Nice to see they kept those buildings after converting to a ski resort.
Since it was for mining initially I assume there are various shafts dotted around closed off to the public or have any been made safe enough to take a peak inside?
@hanahsdax great idea! i hope i'll be able to contribute when the snow melts and snowboard season ends...
@lia Thanks for providing the forum to share this idea. I had the idea for a while and was going to start it on the old forum but glad I waited or it would’ve just been history. I believe most of the mines are closed to the public but there are still a few open. You may have just gave me a summer time mission.
@Franko I hope the winter season is treating you well. Can’t wait to see your contributions.
Since I read this post, I have wanted to contribute a little piece of local history.
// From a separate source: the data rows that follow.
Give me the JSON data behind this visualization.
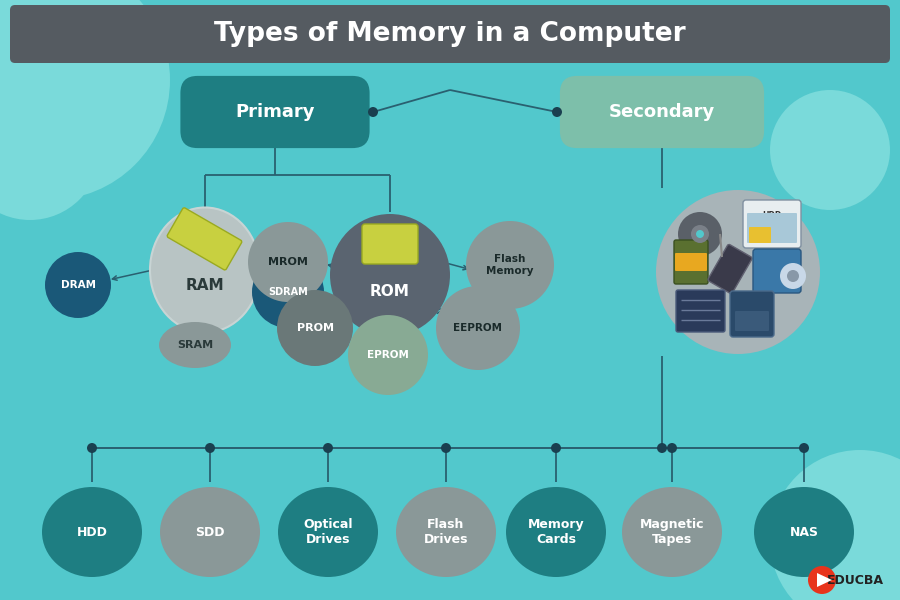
{
  "title": "Types of Memory in a Computer",
  "title_bg": "#555b61",
  "title_color": "#ffffff",
  "bg_color": "#52c8cc",
  "primary_label": "Primary",
  "primary_color": "#1e7e82",
  "secondary_label": "Secondary",
  "secondary_color": "#7dbfaa",
  "ram_color": "#b8c4c4",
  "rom_color": "#5a6470",
  "mrom_color": "#8a9898",
  "prom_color": "#6a7878",
  "eprom_color": "#88aa94",
  "eeprom_color": "#8a9898",
  "flash_color": "#8a9898",
  "dram_color": "#1a5878",
  "sdram_color": "#1a5878",
  "sram_color": "#8a9898",
  "secondary_img_color": "#a8b4b8",
  "bottom_nodes": [
    "HDD",
    "SDD",
    "Optical\nDrives",
    "Flash\nDrives",
    "Memory\nCards",
    "Magnetic\nTapes",
    "NAS"
  ],
  "bottom_colors": [
    "#1e7e82",
    "#8a9898",
    "#1e7e82",
    "#8a9898",
    "#1e7e82",
    "#8a9898",
    "#1e7e82"
  ],
  "line_color": "#2a6070",
  "educba_color": "#e8341c",
  "dot_color": "#1a4050"
}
Most people have heard of the Mason Dixon Line, but don't know a lot about it's history. The line was marked to settle a territorial dispute between the Penn family (Pennsylvania) and the Calvert family (Maryland).
Mason and Dixon (along with their team) dedicated over ¼ of their endeavor to mapping and planting their first few posts in Delaware, most of the time staying in a building just 3 blocks from my house. This first post is significant because it sets the lattitude for the Maryland/Pennsylvania border at the agreed upon 15 miles South of the southern tip of Philadelphia.
Mason and Dixon didn't place any long term importance on this particular site. While a critical starting point, that was it's only use, as it was not actually on the boarder between the two colonies. As such, they marked it with a wooden post. This monument was erected later.
I took the screenshot when the little rider was on the point where this monument lies.
The town of Columbia was incorporated in 1878. At the suggestion of the U.S. Postal Service, who was misdirecting mail to a town in California by the same name, the town was re-named to Telluride in 1887. A “telluride” is a class of compounds derived from the element “tellurium.” As tellurium is often compounded with gold and silver, the name seemed an appropriate choice for what would become one of the most prosperous mining towns in Colorado. Folklore suggests, however, that it was named after the famous send off, “To-hell-you-ride!”, given to fortune seekers headed into the rugged southern San Juans.
@hanahsdax Some neat history there. Amusing they had to change the name to stop the postal service confusing the 2.
"To-Hell-You-Ride" is however going to be the canon reason for me, sounds too cool to not be true ;)
@hanahsdax oh man, do i love Telluride. <3
The Hinsdale County Courthouse is a two-story front-gabled frame building that was built in Italianate style and completed in June of 1877. It is Colorado’s oldest courthouse which continues to function as a courthouse and is a rare surviving example of a frame courthouse building. Located in Lake City, Colorado.